There’s been a club on the site since 1942, when it started life as the Feldman Swing Club and hosted greats including Glenn Miller and Louis Armstrong.

It then passed to the Horton family and became Westminster’s first venue to be given localism relief by the council because of its cultural importance.

Mr Horton is a member of the Music Venue Alliance for 900 grass roots venues and spoke to Culture Secretary Oliver Dowden about the pressures small venues face due to coronavirus.

Since the pandemic began it has been awarded £491,486 in financial support from the government’s financial recovery fund.

Mr Horton estimates the business will have lost £200,000 up to Christmas because of Covid closures.

And he said: “I would happily hand back every penny if we could reopen tomorrow and there was a miracle cure.”

But instead he said: “Nobody knows. We have to watch and monitor.”

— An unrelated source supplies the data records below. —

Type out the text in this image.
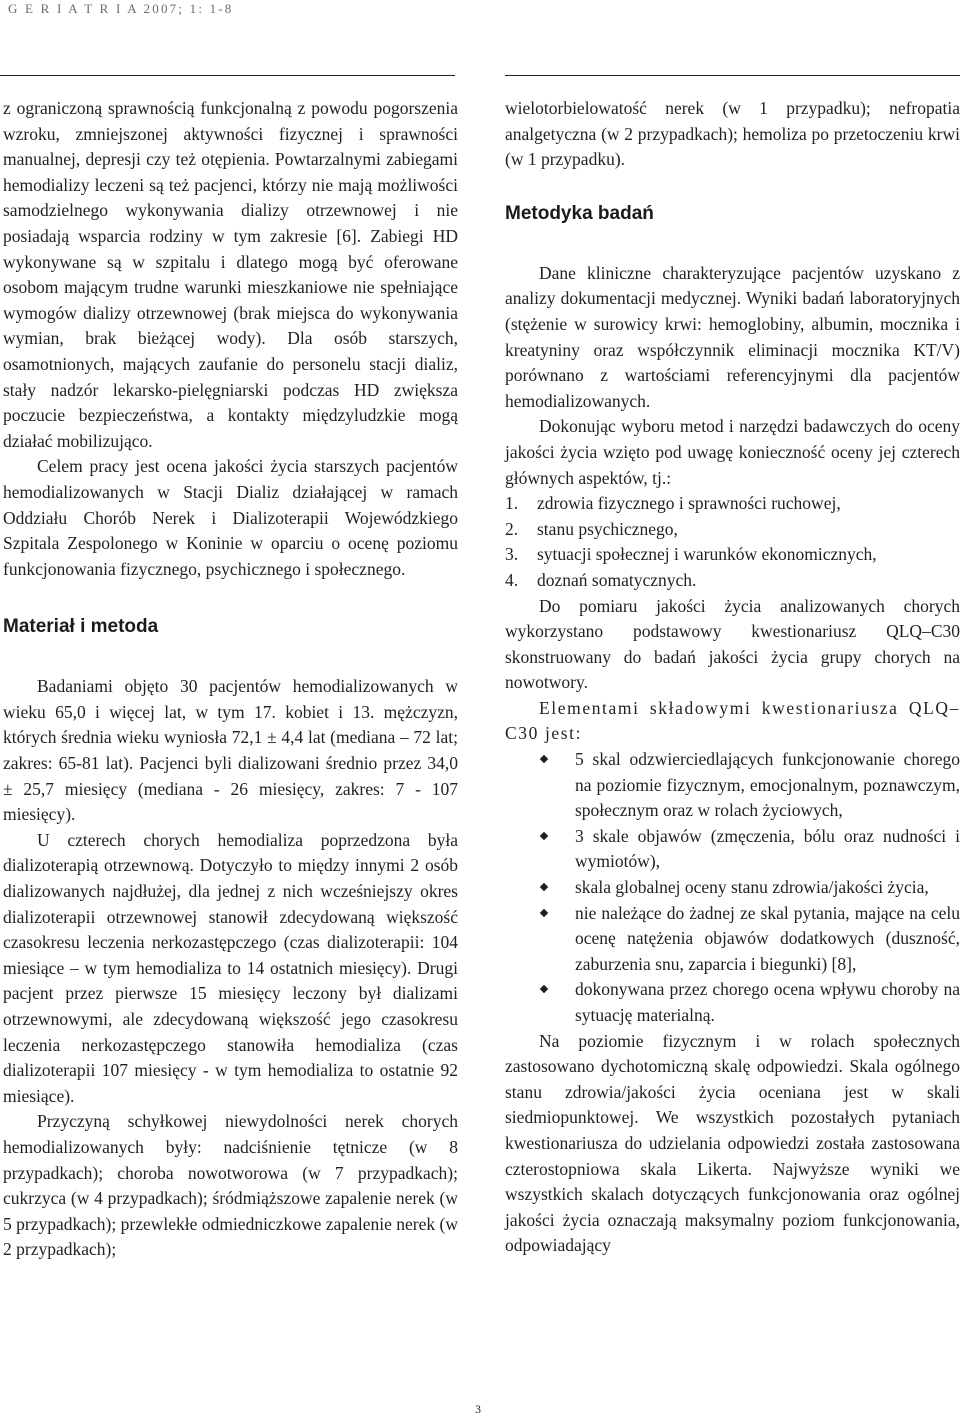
G E R I A T R I A 2007; 1: 1-8

z ograniczoną sprawnością funkcjonalną z powodu pogorszenia wzroku, zmniejszonej aktywności fizycznej i sprawności manualnej, depresji czy też otępienia. Powtarzalnymi zabiegami hemodializy leczeni są też pacjenci, którzy nie mają możliwości samodzielnego wykonywania dializy otrzewnowej i nie posiadają wsparcia rodziny w tym zakresie [6]. Zabiegi HD wykonywane są w szpitalu i dlatego mogą być oferowane osobom mającym trudne warunki mieszkaniowe nie spełniające wymogów dializy otrzewnowej (brak miejsca do wykonywania wymian, brak bieżącej wody). Dla osób starszych, osamotnionych, mających zaufanie do personelu stacji dializ, stały nadzór lekarsko-pielęgniarski podczas HD zwiększa poczucie bezpieczeństwa, a kontakty międzyludzkie mogą działać mobilizująco.

Celem pracy jest ocena jakości życia starszych pacjentów hemodializowanych w Stacji Dializ działającej w ramach Oddziału Chorób Nerek i Dializoterapii Wojewódzkiego Szpitala Zespolonego w Koninie w oparciu o ocenę poziomu funkcjonowania fizycznego, psychicznego i społecznego.

Materiał i metoda

Badaniami objęto 30 pacjentów hemodializowanych w wieku 65,0 i więcej lat, w tym 17. kobiet i 13. mężczyzn, których średnia wieku wyniosła 72,1 ± 4,4 lat (mediana – 72 lat; zakres: 65-81 lat). Pacjenci byli dializowani średnio przez 34,0 ± 25,7 miesięcy (mediana - 26 miesięcy, zakres: 7 - 107 miesięcy).

U czterech chorych hemodializa poprzedzona była dializoterapią otrzewnową. Dotyczyło to między innymi 2 osób dializowanych najdłużej, dla jednej z nich wcześniejszy okres dializoterapii otrzewnowej stanowił zdecydowaną większość czasokresu leczenia nerkozastępczego (czas dializoterapii: 104 miesiące – w tym hemodializa to 14 ostatnich miesięcy). Drugi pacjent przez pierwsze 15 miesięcy leczony był dializami otrzewnowymi, ale zdecydowaną większość jego czasokresu leczenia nerkozastępczego stanowiła hemodializa (czas dializoterapii 107 miesięcy - w tym hemodializa to ostatnie 92 miesiące).

Przyczyną schyłkowej niewydolności nerek chorych hemodializowanych były: nadciśnienie tętnicze (w 8 przypadkach); choroba nowotworowa (w 7 przypadkach); cukrzyca (w 4 przypadkach); śródmiąższowe zapalenie nerek (w 5 przypadkach); przewlekłe odmiedniczkowe zapalenie nerek (w 2 przypadkach);

wielotorbielowatość nerek (w 1 przypadku); nefropatia analgetyczna (w 2 przypadkach); hemoliza po przetoczeniu krwi (w 1 przypadku).

Metodyka badań

Dane kliniczne charakteryzujące pacjentów uzyskano z analizy dokumentacji medycznej. Wyniki badań laboratoryjnych (stężenie w surowicy krwi: hemoglobiny, albumin, mocznika i kreatyniny oraz współczynnik eliminacji mocznika KT/V) porównano z wartościami referencyjnymi dla pacjentów hemodializowanych.

Dokonując wyboru metod i narzędzi badawczych do oceny jakości życia wzięto pod uwagę konieczność oceny jej czterech głównych aspektów, tj.:

1. zdrowia fizycznego i sprawności ruchowej,
2. stanu psychicznego,
3. sytuacji społecznej i warunków ekonomicznych,
4. doznań somatycznych.

Do pomiaru jakości życia analizowanych chorych wykorzystano podstawowy kwestionariusz QLQ–C30 skonstruowany do badań jakości życia grupy chorych na nowotwory.

Elementami składowymi kwestionariusza QLQ–C30 jest:

5 skal odzwierciedlających funkcjonowanie chorego na poziomie fizycznym, emocjonalnym, poznawczym, społecznym oraz w rolach życiowych,
3 skale objawów (zmęczenia, bólu oraz nudności i wymiotów),
skala globalnej oceny stanu zdrowia/jakości życia,
nie należące do żadnej ze skal pytania, mające na celu ocenę natężenia objawów dodatkowych (duszność, zaburzenia snu, zaparcia i biegunki) [8],
dokonywana przez chorego ocena wpływu choroby na sytuację materialną.

Na poziomie fizycznym i w rolach społecznych zastosowano dychotomiczną skalę odpowiedzi. Skala ogólnego stanu zdrowia/jakości życia oceniana jest w skali siedmiopunktowej. We wszystkich pozostałych pytaniach kwestionariusza do udzielania odpowiedzi została zastosowana czterostopniowa skala Likerta. Najwyższe wyniki we wszystkich skalach dotyczących funkcjonowania oraz ogólnej jakości życia oznaczają maksymalny poziom funkcjonowania, odpowiadający

3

He has four full-time staff and has lost some part-time workers who have moved away or gone back to university.

But he said it was difficult to hire replacements as the furlough scheme is currently due to end soon and the venue is not open.

When it does he plans to work with Westminster council to help give young people, especially those from BAME backgrounds, a taste of working at a music venue.

He also plans to continue supporting the Wishing Well charity, which uses music to help people with dementia.

“At long last people are realising how important music venues are. Music venues that are shut have gone forever,” he said.